(ook fosforwaterstof), PH3, een kleurloos gas met de geur van rotte vis. Fosfine heeft een dichtheid van 1,55 g/liter, een smeltpunt van -133,8°C, en een kookpunt van – 87,8°C bij 25°C en een druk van 0,1 meganewton/m2 (1 kilogram-kracht/cm2); 1 volume water lost ongeveer 0,25 volume PH3 op. Bij verhitting ontleedt fosfine in fosfor en waterstof. De chemische eigenschappen van fosfine zijn enigszins vergelijkbaar met die van ammoniak; de verbinding vormt fosfoniumzouten, bijvoorbeeld PH4I. Fosfine is een sterk reductiemiddel. Het ontbrandt in lucht bij temperaturen boven 100°C; in aanwezigheid van een kleine hoeveelheid difosfinedamp ontbrandt het spontaan en vormt een witte rook-fosforpentoxide. Mengsels van PH3 en zuurstof zijn explosief (de reactie verloopt via een kettingmechanisme).

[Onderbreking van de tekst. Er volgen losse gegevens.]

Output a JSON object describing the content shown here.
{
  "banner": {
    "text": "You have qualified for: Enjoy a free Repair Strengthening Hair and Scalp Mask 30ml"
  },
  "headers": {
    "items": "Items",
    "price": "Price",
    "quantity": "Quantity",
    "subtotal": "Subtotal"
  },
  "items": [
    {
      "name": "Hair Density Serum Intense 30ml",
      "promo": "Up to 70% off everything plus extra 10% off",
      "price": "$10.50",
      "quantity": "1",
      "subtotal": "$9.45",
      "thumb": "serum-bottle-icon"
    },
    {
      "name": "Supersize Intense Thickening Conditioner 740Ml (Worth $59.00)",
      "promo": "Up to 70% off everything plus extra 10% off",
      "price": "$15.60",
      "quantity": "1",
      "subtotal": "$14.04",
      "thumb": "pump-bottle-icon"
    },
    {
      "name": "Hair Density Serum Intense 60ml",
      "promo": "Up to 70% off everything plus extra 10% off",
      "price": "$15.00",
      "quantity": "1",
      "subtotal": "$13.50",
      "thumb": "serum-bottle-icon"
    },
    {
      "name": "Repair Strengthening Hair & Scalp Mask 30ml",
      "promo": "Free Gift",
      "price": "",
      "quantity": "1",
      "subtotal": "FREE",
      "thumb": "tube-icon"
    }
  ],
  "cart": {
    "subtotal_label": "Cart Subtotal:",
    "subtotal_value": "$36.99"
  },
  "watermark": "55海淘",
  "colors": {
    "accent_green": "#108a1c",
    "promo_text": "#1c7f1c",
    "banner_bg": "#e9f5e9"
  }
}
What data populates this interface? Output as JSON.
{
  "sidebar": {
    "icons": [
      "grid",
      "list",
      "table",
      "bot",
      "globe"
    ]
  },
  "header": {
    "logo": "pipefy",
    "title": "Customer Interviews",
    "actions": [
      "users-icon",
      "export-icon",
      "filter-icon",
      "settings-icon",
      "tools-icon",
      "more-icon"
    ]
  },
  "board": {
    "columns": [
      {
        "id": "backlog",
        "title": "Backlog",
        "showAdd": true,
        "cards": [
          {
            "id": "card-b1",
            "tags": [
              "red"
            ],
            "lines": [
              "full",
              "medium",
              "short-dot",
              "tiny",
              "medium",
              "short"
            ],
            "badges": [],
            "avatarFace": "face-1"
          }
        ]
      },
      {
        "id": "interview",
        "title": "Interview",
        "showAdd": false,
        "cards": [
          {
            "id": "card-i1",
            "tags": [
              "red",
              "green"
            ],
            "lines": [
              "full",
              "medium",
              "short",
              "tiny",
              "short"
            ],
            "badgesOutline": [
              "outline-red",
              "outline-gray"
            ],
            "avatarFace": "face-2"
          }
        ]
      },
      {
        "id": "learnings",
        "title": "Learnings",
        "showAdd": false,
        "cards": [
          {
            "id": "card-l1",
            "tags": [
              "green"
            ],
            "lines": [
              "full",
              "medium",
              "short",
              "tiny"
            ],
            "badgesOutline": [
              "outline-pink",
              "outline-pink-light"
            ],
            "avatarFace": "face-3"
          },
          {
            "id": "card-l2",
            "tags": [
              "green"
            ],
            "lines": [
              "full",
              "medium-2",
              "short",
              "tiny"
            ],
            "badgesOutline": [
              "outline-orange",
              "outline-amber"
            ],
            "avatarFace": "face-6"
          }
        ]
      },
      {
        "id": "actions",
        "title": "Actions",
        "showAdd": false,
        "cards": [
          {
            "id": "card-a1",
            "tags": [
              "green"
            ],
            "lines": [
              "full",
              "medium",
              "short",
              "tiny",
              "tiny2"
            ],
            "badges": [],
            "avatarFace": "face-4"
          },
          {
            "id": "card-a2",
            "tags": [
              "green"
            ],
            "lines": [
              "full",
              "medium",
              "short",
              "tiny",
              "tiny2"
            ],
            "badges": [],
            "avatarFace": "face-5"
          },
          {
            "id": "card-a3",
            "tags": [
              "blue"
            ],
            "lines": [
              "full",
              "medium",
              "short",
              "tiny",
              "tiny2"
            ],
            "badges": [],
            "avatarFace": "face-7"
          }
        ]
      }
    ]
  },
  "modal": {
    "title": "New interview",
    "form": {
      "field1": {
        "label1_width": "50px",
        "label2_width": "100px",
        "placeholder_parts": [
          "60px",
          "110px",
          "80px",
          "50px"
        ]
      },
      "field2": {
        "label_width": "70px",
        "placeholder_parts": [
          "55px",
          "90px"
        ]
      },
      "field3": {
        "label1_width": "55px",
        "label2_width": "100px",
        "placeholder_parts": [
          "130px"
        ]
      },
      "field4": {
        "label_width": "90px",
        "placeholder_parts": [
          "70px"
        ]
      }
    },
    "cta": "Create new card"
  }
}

Fosfine (met P2H4 dampen aanwezig als onzuiverheid) wordt geproduceerd door de reactie van calciumfosfide (Ca3P2) met water; door verhitting van witte fosfor met een bijtende alkalioplossing (de methode gebruikt door de Franse scheikundige P. Gengembre, die in 1783 als eerste fosfine produceerde); door thermische ontleding van fosfor of hypofosforzuur; en door de reactie van alkaliën met fosfoniumhalogeniden. PH3 wordt steevast gevormd tijdens de elektrothermische productie van witte fosfor uit fosfaten.
PH3 is uiterst giftig. Bij vergiftiging moet het slachtoffer aan de frisse lucht worden blootgesteld en kunstmatig worden beademd.
Ook bekend zijn zelfontbrandend difosfine (P2H4; kookpunt, 56°C) en een vaste vorm van de verbinding, waarvan de structuur niet is vastgesteld.